Será preciso destruir» (CELMA, 1979, p. 107).
«Ora,
nos recebemos de todos os séculos cristãos, dos quais alguns valem por dois,
uma mentalidade particular da qual temos dificuldade de nos livrar. O homem é,
em princípio, um pecador. Ele deve procurar se elevar. Donde uma hierarquização
vertical dos valores humanos: deus, o Anjo, a Alma... etc... embaixo: A Besta,
O Diabo, o Corpo... daí esta separação entre dois domínios, hoje ainda
solidamente enraizada, mesmo nos não-católicos, mesmo em muitos livres-pensadores: a criança tem em
si as coisas que não são boas: a sexualidade, a agressividade, os apetites, que
vêm do seu corpo. Estas tendências são más e é preciso reprimi-las. É preciso
lhe inculcar o que lhe permitirá elevar.

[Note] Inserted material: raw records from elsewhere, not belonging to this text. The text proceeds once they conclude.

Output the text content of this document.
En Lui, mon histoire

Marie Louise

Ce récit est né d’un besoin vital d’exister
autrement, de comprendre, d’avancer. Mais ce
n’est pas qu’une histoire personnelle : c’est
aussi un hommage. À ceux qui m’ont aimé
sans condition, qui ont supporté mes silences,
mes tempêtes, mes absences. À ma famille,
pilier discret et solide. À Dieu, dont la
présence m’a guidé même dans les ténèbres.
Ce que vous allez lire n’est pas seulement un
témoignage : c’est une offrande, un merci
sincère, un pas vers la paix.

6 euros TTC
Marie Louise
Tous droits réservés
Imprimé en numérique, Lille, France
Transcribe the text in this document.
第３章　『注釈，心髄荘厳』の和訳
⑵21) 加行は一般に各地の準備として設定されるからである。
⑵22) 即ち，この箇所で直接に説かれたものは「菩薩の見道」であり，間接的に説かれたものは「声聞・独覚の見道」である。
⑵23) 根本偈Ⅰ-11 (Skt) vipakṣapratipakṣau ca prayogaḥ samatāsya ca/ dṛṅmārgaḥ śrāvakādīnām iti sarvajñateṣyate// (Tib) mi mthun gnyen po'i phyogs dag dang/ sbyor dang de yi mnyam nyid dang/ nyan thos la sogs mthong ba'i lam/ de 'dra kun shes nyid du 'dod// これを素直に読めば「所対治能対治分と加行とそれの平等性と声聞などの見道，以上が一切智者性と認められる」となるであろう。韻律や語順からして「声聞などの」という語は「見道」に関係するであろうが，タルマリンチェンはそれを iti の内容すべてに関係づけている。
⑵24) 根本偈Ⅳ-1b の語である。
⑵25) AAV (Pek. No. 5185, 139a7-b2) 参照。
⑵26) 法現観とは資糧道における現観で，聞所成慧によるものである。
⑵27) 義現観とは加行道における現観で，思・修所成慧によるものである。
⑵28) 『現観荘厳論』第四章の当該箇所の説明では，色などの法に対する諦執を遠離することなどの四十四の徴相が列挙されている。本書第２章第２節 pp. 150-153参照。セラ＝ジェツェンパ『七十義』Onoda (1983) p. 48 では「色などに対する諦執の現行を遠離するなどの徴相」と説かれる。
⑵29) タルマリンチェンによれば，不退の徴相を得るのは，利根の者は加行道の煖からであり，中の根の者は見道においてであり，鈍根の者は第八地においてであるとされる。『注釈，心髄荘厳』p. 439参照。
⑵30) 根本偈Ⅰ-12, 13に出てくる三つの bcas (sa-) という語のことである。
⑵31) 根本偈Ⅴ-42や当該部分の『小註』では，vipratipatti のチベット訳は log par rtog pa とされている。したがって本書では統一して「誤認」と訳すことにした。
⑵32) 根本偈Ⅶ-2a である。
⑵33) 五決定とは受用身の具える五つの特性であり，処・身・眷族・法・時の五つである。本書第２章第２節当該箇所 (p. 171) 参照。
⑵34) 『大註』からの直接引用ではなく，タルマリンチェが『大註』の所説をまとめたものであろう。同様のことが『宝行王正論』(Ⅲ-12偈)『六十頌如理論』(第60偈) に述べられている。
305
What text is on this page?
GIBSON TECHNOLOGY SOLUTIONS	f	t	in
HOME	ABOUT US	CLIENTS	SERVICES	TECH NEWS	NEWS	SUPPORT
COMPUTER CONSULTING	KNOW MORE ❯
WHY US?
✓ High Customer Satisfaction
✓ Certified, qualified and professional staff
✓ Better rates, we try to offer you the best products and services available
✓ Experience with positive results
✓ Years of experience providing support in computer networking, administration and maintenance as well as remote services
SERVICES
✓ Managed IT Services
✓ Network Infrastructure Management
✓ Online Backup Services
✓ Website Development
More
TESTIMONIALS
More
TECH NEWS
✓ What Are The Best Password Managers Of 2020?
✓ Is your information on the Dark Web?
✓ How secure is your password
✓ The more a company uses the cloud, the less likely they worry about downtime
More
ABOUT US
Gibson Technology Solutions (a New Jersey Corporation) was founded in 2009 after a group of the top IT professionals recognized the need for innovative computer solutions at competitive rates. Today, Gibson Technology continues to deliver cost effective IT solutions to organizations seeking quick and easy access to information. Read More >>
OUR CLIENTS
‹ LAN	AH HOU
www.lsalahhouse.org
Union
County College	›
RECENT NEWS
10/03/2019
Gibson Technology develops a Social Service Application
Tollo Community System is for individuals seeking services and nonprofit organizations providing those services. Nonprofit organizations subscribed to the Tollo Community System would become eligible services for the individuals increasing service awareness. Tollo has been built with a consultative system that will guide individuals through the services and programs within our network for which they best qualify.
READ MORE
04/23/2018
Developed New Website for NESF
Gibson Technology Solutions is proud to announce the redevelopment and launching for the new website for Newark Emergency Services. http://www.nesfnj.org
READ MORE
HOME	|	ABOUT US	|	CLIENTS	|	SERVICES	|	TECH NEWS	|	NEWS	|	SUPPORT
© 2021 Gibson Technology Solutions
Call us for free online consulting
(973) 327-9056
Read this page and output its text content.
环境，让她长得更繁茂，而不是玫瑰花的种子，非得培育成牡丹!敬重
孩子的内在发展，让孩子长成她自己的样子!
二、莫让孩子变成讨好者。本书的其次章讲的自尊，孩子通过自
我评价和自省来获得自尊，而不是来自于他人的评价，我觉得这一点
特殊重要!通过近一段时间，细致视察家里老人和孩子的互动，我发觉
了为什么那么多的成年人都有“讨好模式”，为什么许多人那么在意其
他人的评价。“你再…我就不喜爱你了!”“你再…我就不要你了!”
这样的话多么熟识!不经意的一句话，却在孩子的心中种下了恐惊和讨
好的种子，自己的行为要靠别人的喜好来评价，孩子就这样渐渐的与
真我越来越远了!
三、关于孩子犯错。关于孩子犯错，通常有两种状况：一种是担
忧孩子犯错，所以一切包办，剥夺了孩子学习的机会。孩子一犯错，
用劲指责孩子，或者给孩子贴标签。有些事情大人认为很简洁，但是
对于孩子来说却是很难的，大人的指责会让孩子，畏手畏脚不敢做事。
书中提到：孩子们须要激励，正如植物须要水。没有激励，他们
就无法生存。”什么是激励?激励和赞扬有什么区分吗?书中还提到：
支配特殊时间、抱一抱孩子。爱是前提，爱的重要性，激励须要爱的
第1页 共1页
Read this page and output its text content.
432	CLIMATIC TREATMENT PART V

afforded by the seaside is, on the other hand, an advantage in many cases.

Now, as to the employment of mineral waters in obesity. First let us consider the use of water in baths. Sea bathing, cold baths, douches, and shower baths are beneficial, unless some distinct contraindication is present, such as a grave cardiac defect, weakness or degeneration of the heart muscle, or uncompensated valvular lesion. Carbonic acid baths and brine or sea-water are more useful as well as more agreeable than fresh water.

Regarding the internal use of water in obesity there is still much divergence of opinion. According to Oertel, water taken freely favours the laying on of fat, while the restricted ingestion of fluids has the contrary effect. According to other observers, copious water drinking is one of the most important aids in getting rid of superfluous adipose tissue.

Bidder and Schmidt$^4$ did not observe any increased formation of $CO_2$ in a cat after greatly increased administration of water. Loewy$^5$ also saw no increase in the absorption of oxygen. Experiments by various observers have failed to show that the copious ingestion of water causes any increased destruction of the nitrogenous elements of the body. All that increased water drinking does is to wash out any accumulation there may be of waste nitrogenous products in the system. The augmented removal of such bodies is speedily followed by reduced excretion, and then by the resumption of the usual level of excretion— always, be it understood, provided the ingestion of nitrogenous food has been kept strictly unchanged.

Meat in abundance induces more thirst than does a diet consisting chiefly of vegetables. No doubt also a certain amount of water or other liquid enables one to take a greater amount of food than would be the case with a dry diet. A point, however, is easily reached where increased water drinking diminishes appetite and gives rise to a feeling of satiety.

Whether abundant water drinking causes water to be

Assim, aplica-se à sua personalidade
uma grandeza obrigatória » (CELMA, 1979, p. 126).
Assim
se pronuncia Jules Celma (1979): «A Escola tornou-se obrigatória e gratuita
porque esta solução correspondia, então, aos interesses de classe da burguesia.
O desenvolvimento econômico capitalista exigia uma mão-de-obra mais instruída;
o mesmo que hoje em dia, industrializa o ensino superior. A justificação
ideológica dessa política escolar do Poder não pode residir nesta piedosa Ideia
de "cultura popular", neste
sentimento demagógico de "educação das massas", no argumento
vaticanista de "elevação do nível intelectual". Se é verdade que o
desabrochar, a realização total do indivíduo passa, entre outros atos, pelo
jogo do intelecto, não é menos verdade que esta necessidade não foi reconhecida
e imediatamente desviada senão por preocupações de lucro»
(CELMA, 1979, p. 15).
De
acordo com Jules Celma (1979), «o Ensino é um meio de tranquilidade e
segurança: um ambiente que seduz. Tranquilo porque aí nada se faz de muito
humano! Aí, não se respeita nem mesmo sua própria natureza (o professor é,
antes de tudo, um funcionário) nem a dos outros. De fato, como aceitar no outro
o que, individualmente, não se permite a si próprio? Seguro, porque aí, as
mudanças, os acontecimentos, às vezes são coriáceos» (CELMA, 1979, p. 17).
CELMA, Jules. Diário de um educastrador. São Paulo: Sammus, 1979.